Zdaniem szefa rządu, źle się stało, że "sprawa, która wymaga bardzo poważnej debaty i refleksji, zamieniła się - nie pierwszy raz - w  pyskówkę pomiędzy panami Kaczyńskim i Palikotem". - W Sejmie powinniśmy rozstrzygać o rzeczach ważnych, nawet jeśli są bardzo trudne, a nie być mimowolnymi uczestnikami wyzwisk, obelg - podkreślił szef rządu. Tusk dodał następnie, że "na pewno można mówić o bardzo niestosownym zachowaniu, nie tylko Jarosława Kaczyńskiego i Janusza Palikota". - Debata publiczna, w której pada słowo zdrada, hańba, zbrodnia, hitlerowiec, Mussolini etc. powoduje, że te epitety się zużywają i  powstaje pytanie: jeżeli, niestety, można zwyzywać konkurenta politycznego od najgorszych i robi się to systematycznie od wielu miesięcy, to to powszednieje i co będzie następne, jakiego typu narzędzi ci najbardziej radykalni politycy będą chcieli użyć, żeby zrobić wrażenie? - pytał Tusk. Dodał z przekąsem, że "dzisiaj dowiedzieliśmy się, że  według niektórych polityków w sali sejmowej siedzą >hitleropodobni< i >mussolinopodobni<".

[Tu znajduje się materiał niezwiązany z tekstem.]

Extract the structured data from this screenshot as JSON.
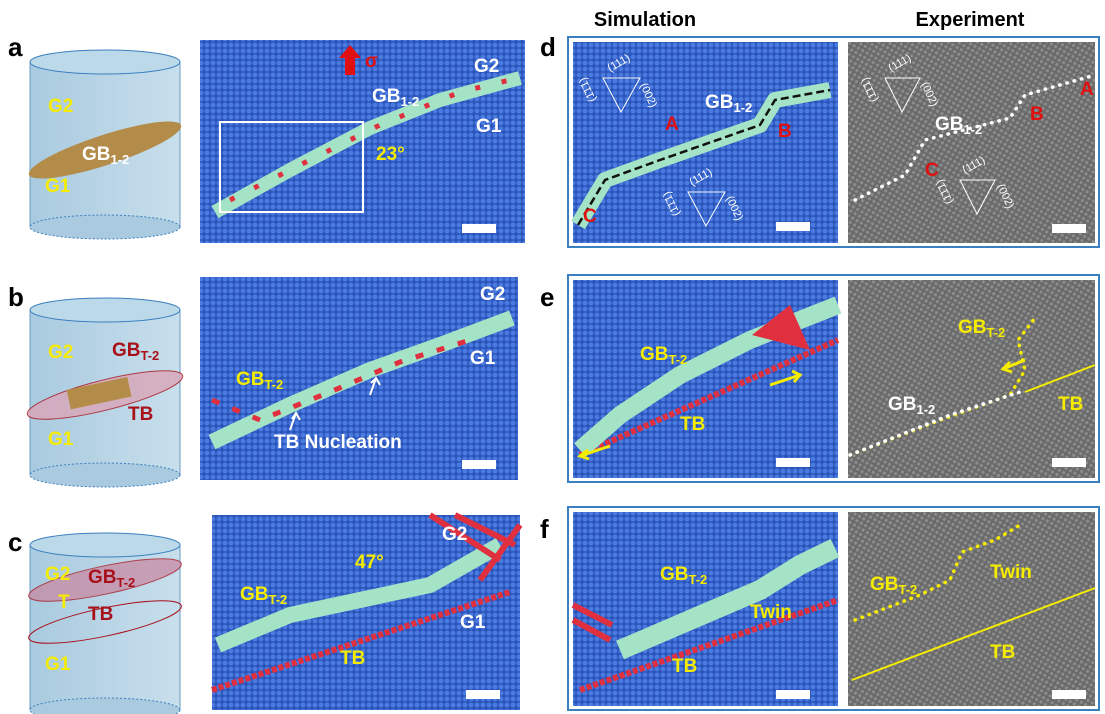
{
  "headers": {
    "simulation": "Simulation",
    "experiment": "Experiment"
  },
  "a": {
    "label": "a",
    "cylinder": {
      "g2": "G2",
      "gb": {
        "base": "GB",
        "sub": "1-2"
      },
      "g1": "G1"
    },
    "sim": {
      "sigma": "σ",
      "g2": "G2",
      "gb": {
        "base": "GB",
        "sub": "1-2"
      },
      "g1": "G1",
      "angle": "23°"
    }
  },
  "b": {
    "label": "b",
    "cylinder": {
      "g2": "G2",
      "gb": {
        "base": "GB",
        "sub": "T-2"
      },
      "tb": "TB",
      "g1": "G1"
    },
    "sim": {
      "g2": "G2",
      "g1": "G1",
      "gb": {
        "base": "GB",
        "sub": "T-2"
      },
      "note": "TB Nucleation"
    }
  },
  "c": {
    "label": "c",
    "cylinder": {
      "g2": "G2",
      "gb": {
        "base": "GB",
        "sub": "T-2"
      },
      "t": "T",
      "tb": "TB",
      "g1": "G1"
    },
    "sim": {
      "g2": "G2",
      "angle": "47°",
      "gb": {
        "base": "GB",
        "sub": "T-2"
      },
      "g1": "G1",
      "tb": "TB"
    }
  },
  "d": {
    "label": "d",
    "sim": {
      "gb": {
        "base": "GB",
        "sub": "1-2"
      },
      "A": "A",
      "B": "B",
      "C": "C"
    },
    "exp": {
      "gb": {
        "base": "GB",
        "sub": "1-2"
      },
      "A": "A",
      "B": "B",
      "C": "C"
    },
    "miller": [
      "(111)",
      "(002)",
      "(1̄1̄1)"
    ]
  },
  "e": {
    "label": "e",
    "sim": {
      "gb": {
        "base": "GB",
        "sub": "T-2"
      },
      "tb": "TB"
    },
    "exp": {
      "gb": {
        "base": "GB",
        "sub": "T-2"
      },
      "gb2": {
        "base": "GB",
        "sub": "1-2"
      },
      "tb": "TB"
    }
  },
  "f": {
    "label": "f",
    "sim": {
      "gb": {
        "base": "GB",
        "sub": "T-2"
      },
      "twin": "Twin",
      "tb": "TB"
    },
    "exp": {
      "gb": {
        "base": "GB",
        "sub": "T-2"
      },
      "twin": "Twin",
      "tb": "TB"
    }
  }
}
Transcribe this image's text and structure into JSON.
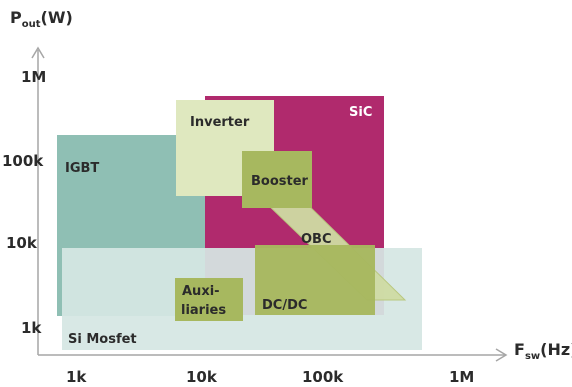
{
  "y_axis": {
    "title": "P",
    "subscript": "out",
    "unit": "(W)",
    "ticks": [
      "1M",
      "100k",
      "10k",
      "1k"
    ]
  },
  "x_axis": {
    "title": "F",
    "subscript": "sw",
    "unit": "(Hz)",
    "ticks": [
      "1k",
      "10k",
      "100k",
      "1M"
    ]
  },
  "regions": {
    "igbt": "IGBT",
    "si_mosfet": "Si Mosfet",
    "sic": "SiC",
    "inverter": "Inverter",
    "booster": "Booster",
    "obc": "OBC",
    "dcdc": "DC/DC",
    "auxiliaries_line1": "Auxi-",
    "auxiliaries_line2": "liaries"
  },
  "colors": {
    "axis": "#a6a6a6",
    "igbt": "#8fbfb4",
    "si_mosfet": "#d5e6e3",
    "sic": "#b02a6d",
    "inverter": "#dfe8bf",
    "green": "#a7b85f",
    "obc_band": "#cfdba3",
    "text": "#2b2b2b"
  }
}
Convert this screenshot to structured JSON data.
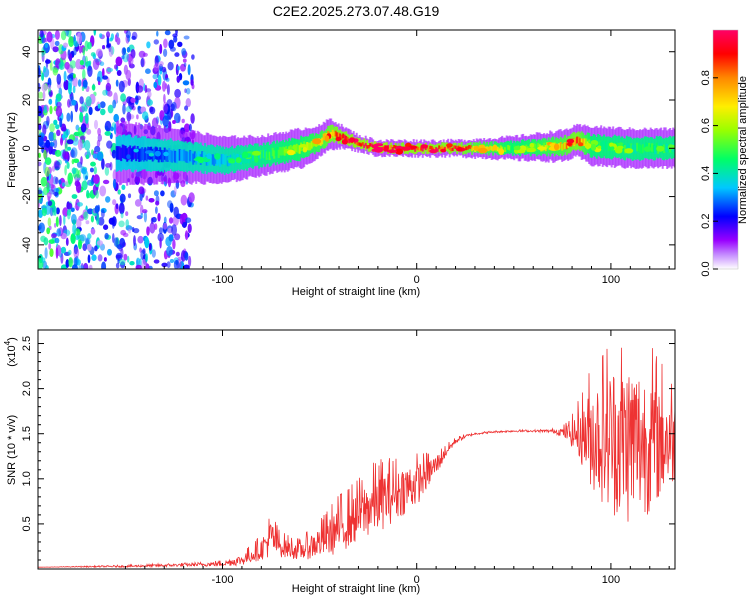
{
  "chart_data": [
    {
      "type": "heatmap",
      "title": "C2E2.2025.273.07.48.G19",
      "xlabel": "Height of straight line (km)",
      "ylabel": "Frequency (Hz)",
      "xlim": [
        -195,
        133
      ],
      "ylim": [
        -50,
        49
      ],
      "x_ticks": [
        -100,
        0,
        100
      ],
      "x_tick_labels": [
        "-100",
        "0",
        "100"
      ],
      "y_ticks": [
        -40,
        -20,
        0,
        20,
        40
      ],
      "y_tick_labels": [
        "-40",
        "-20",
        "0",
        "20",
        "40"
      ],
      "colorbar": {
        "label": "Normalized spectral amplitude",
        "range": [
          0,
          1
        ],
        "ticks": [
          0.0,
          0.2,
          0.4,
          0.6,
          0.8
        ],
        "tick_labels": [
          "0.0",
          "0.2",
          "0.4",
          "0.6",
          "0.8"
        ],
        "colors": [
          "#ffffff",
          "#9900ff",
          "#0000ff",
          "#00c8ff",
          "#00ff66",
          "#99ff00",
          "#ffee00",
          "#ff8800",
          "#ff0000",
          "#ff0066"
        ]
      },
      "ridge": {
        "x": [
          -150,
          -125,
          -100,
          -80,
          -60,
          -50,
          -45,
          -40,
          -30,
          -20,
          -10,
          0,
          20,
          50,
          75,
          82,
          90,
          110,
          133
        ],
        "frequency": [
          -2,
          -3,
          -5,
          -3,
          0,
          3,
          6,
          5,
          2,
          0,
          0,
          0,
          0,
          0,
          1,
          3,
          1,
          0,
          0
        ],
        "amplitude": [
          0.2,
          0.3,
          0.35,
          0.45,
          0.55,
          0.65,
          0.8,
          0.85,
          0.9,
          0.95,
          0.85,
          0.9,
          0.85,
          0.5,
          0.7,
          0.85,
          0.5,
          0.45,
          0.45
        ],
        "spread_hz": [
          8,
          7,
          6,
          5,
          5,
          4,
          4,
          3,
          2,
          2,
          2,
          2,
          2,
          3,
          4,
          4,
          5,
          5,
          5
        ]
      },
      "noise_region_x": [
        -195,
        -115
      ]
    },
    {
      "type": "line",
      "xlabel": "Height of straight line (km)",
      "ylabel": "SNR (10 * v/v)",
      "y_scale_label": "(x10",
      "y_scale_exp": "4",
      "y_scale_close": ")",
      "xlim": [
        -195,
        133
      ],
      "ylim": [
        0.0,
        2.65
      ],
      "x_ticks": [
        -100,
        0,
        100
      ],
      "x_tick_labels": [
        "-100",
        "0",
        "100"
      ],
      "y_ticks": [
        0.5,
        1.0,
        1.5,
        2.0,
        2.5
      ],
      "y_tick_labels": [
        "0.5",
        "1.0",
        "1.5",
        "2.0",
        "2.5"
      ],
      "series": [
        {
          "name": "SNR",
          "color": "#ee3333",
          "x": [
            -195,
            -150,
            -110,
            -100,
            -90,
            -80,
            -75,
            -70,
            -60,
            -50,
            -40,
            -30,
            -20,
            -10,
            0,
            5,
            10,
            15,
            20,
            25,
            30,
            40,
            50,
            60,
            70,
            75,
            80,
            85,
            90,
            100,
            110,
            120,
            133
          ],
          "y": [
            0.02,
            0.03,
            0.05,
            0.06,
            0.1,
            0.22,
            0.35,
            0.25,
            0.2,
            0.3,
            0.45,
            0.6,
            0.75,
            0.85,
            0.95,
            1.05,
            1.15,
            1.3,
            1.42,
            1.47,
            1.5,
            1.52,
            1.53,
            1.53,
            1.53,
            1.52,
            1.5,
            1.5,
            1.48,
            1.45,
            1.42,
            1.42,
            1.45
          ],
          "amplitude": [
            0.0,
            0.01,
            0.02,
            0.03,
            0.06,
            0.12,
            0.22,
            0.12,
            0.1,
            0.18,
            0.28,
            0.3,
            0.35,
            0.3,
            0.25,
            0.18,
            0.12,
            0.06,
            0.03,
            0.02,
            0.01,
            0.01,
            0.01,
            0.01,
            0.02,
            0.05,
            0.15,
            0.35,
            0.6,
            0.85,
            0.95,
            0.8,
            0.5
          ]
        }
      ]
    }
  ]
}
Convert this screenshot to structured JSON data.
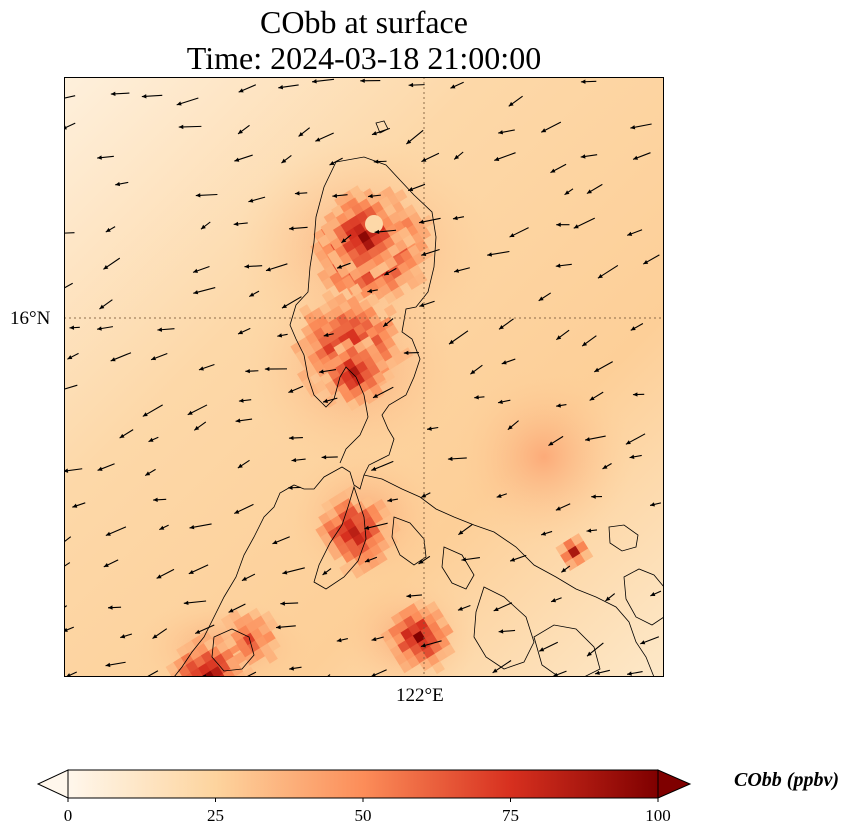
{
  "title": {
    "line1": "CObb at surface",
    "line2": "Time: 2024-03-18 21:00:00"
  },
  "map": {
    "latitude_label": "16°N",
    "longitude_label": "122°E",
    "features": [
      "co-concentration-field",
      "wind-vectors",
      "coastlines",
      "gridlines"
    ]
  },
  "colorbar": {
    "title": "CObb (ppbv)",
    "ticks": [
      "0",
      "25",
      "50",
      "75",
      "100"
    ],
    "tick_values": [
      0,
      25,
      50,
      75,
      100
    ],
    "range": [
      0,
      100
    ],
    "colormap": "OrRd",
    "colors": [
      "#fff7ec",
      "#fdd49e",
      "#fc8d59",
      "#d7301f",
      "#7f0000"
    ]
  }
}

Solidarność? "Musimy ich zrozumieć"

Szef rządu pytany o demonstrację Solidarności przed Sejmem (związkowcy przez długi czas blokowali wszystkie wejścia do parlamentu) podkreślił, że "trzeba przyjąć ze zrozumieniem, że tak wygląda życie społeczne". - W każdym kraju tego typu reformy budzą emocje i akcje protestacyjne związków zawodowych - zaznaczył. - Różnię się tutaj w sposób zasadniczy z przewodniczącym Piotrem Dudą, ale szanuję jego działania i wiem, że mogę liczyć na podobny stosunek ze strony przewodniczącego Solidarności. To są role, jakie nam przypisało życie i w jakich staramy się odpowiedzialnie występować -  dodał Tusk.

Premier podkreślił jednocześnie, że rzeczą bardzo ważną i kluczową nie jest to, że związkowcy demonstrują, tylko uniemożliwienie, aby "prawo powstawało pod wpływem protestów czy wręcz przemocy". - Dzisiaj tu była "Solidarność", jutro mogą być inne grupy lobbystyczne i gdyby obecność protestujących, naciskających na korzystne dla siebie rozwiązania, zawsze wpływała na  posłów, gdyby posłowie kapitulowali, ulegali takiej presji - to  skończyłaby się demokracja w Polsce - ostrzegł Tusk. - Zostało jeszcze kilka tygodni, mam nadzieję, że ten trudny i przykry dla Polaków projekt zamkniemy w ciągu tych kilku tygodni i będzie można przejść do takich bardziej optymistycznych działań - dodał.